Maryland shot just 10-for-32 from the field and 5-for-17 from three in the opening half, but stayed in the game thanks to solid defense. The Terps entered the break trailing Michigan State (14-8, 6-5 Big Ten), 31-27. Guard Tyson Walker led the Spartans with 12 points in the first half.
It only took eight seconds of second-half play for Reese to pick up his fourth foul, as the junior was called for an illegal screen.
With Reese out and Maryland’s defense continuing to cause problems for Michigan State, neither team found an offensive rhythm after halftime. The Terps and Spartans combined to shoot just 4-for-23 through nine minutes in the second half.
Michigan State guard Jaden Akins hit the first three-pointer of the half with about nine minutes remaining before Young answered with a triple of his own on the next possession.
Young averaged 28.6 points per game in the Terps’ previous five road games and carried that success into East Lansing. A blow-by and layup from Young with about seven minutes left in the game gave Maryland its first lead of the game, but it was short-lived as the Spartans took it back on the ensuing play.
Young shot 9-for-22 in his 31-point outing and made all nine of his free throw attempts.

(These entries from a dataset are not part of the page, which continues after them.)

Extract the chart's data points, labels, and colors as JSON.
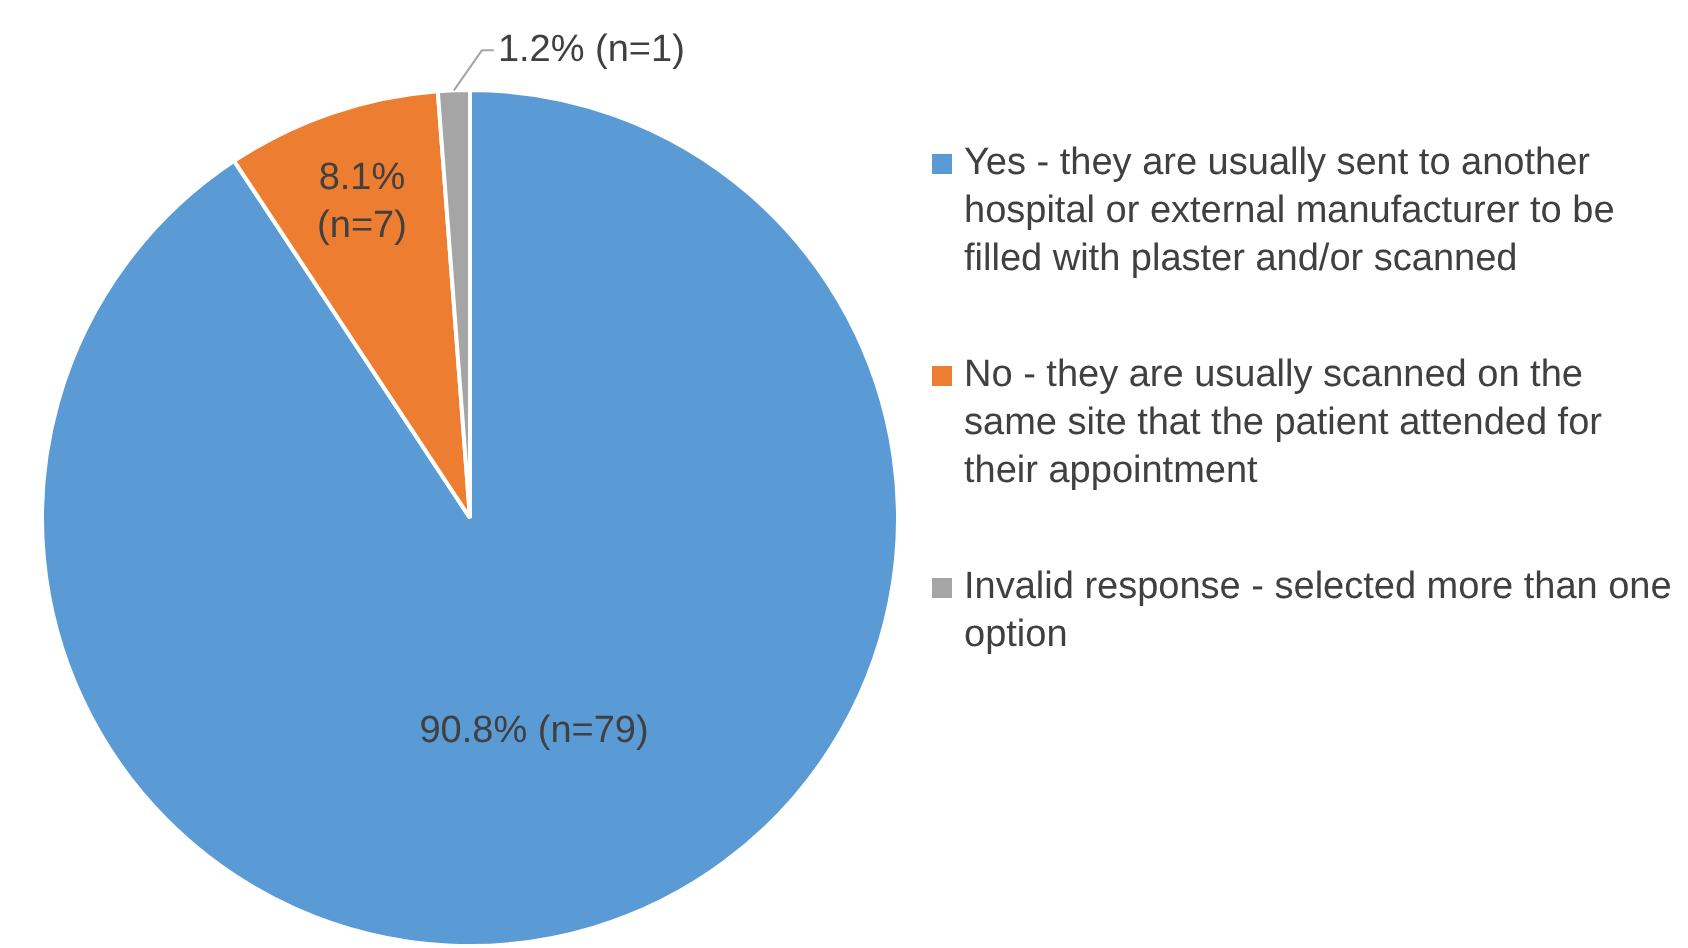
{
  "chart_data": {
    "type": "pie",
    "categories": [
      "Yes - they are usually sent to another hospital or external manufacturer to be filled with plaster and/or scanned",
      "No - they are usually scanned on the same site that the patient attended for their appointment",
      "Invalid response - selected more than one option"
    ],
    "values": [
      90.8,
      8.1,
      1.2
    ],
    "colors": [
      "#5b9bd5",
      "#ed7d31",
      "#a5a5a5"
    ],
    "value_labels": [
      "90.8% (n=79)",
      "8.1% (n=7)",
      "1.2% (n=1)"
    ],
    "legend": "right"
  }
}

After trading successful trips to the free-throw line, Michigan State went on an 8-0 run in just 59 seconds to take a nine-point lead with just over four minutes to go.
The Spartans would add four more points to their lead before the Terps scored again — another Young three that cut Maryland’s deficit to 10.
Ultimately, that lead was too much to overcome, and the Terps fell back under .500 in Big Ten play. Maryland heads back home to host Rutgers at the Xfinity Center on Tuesday.
“Have to give them credit,” Willard said. “They are a physical, defensive team with an unbelievable home-court advantage.”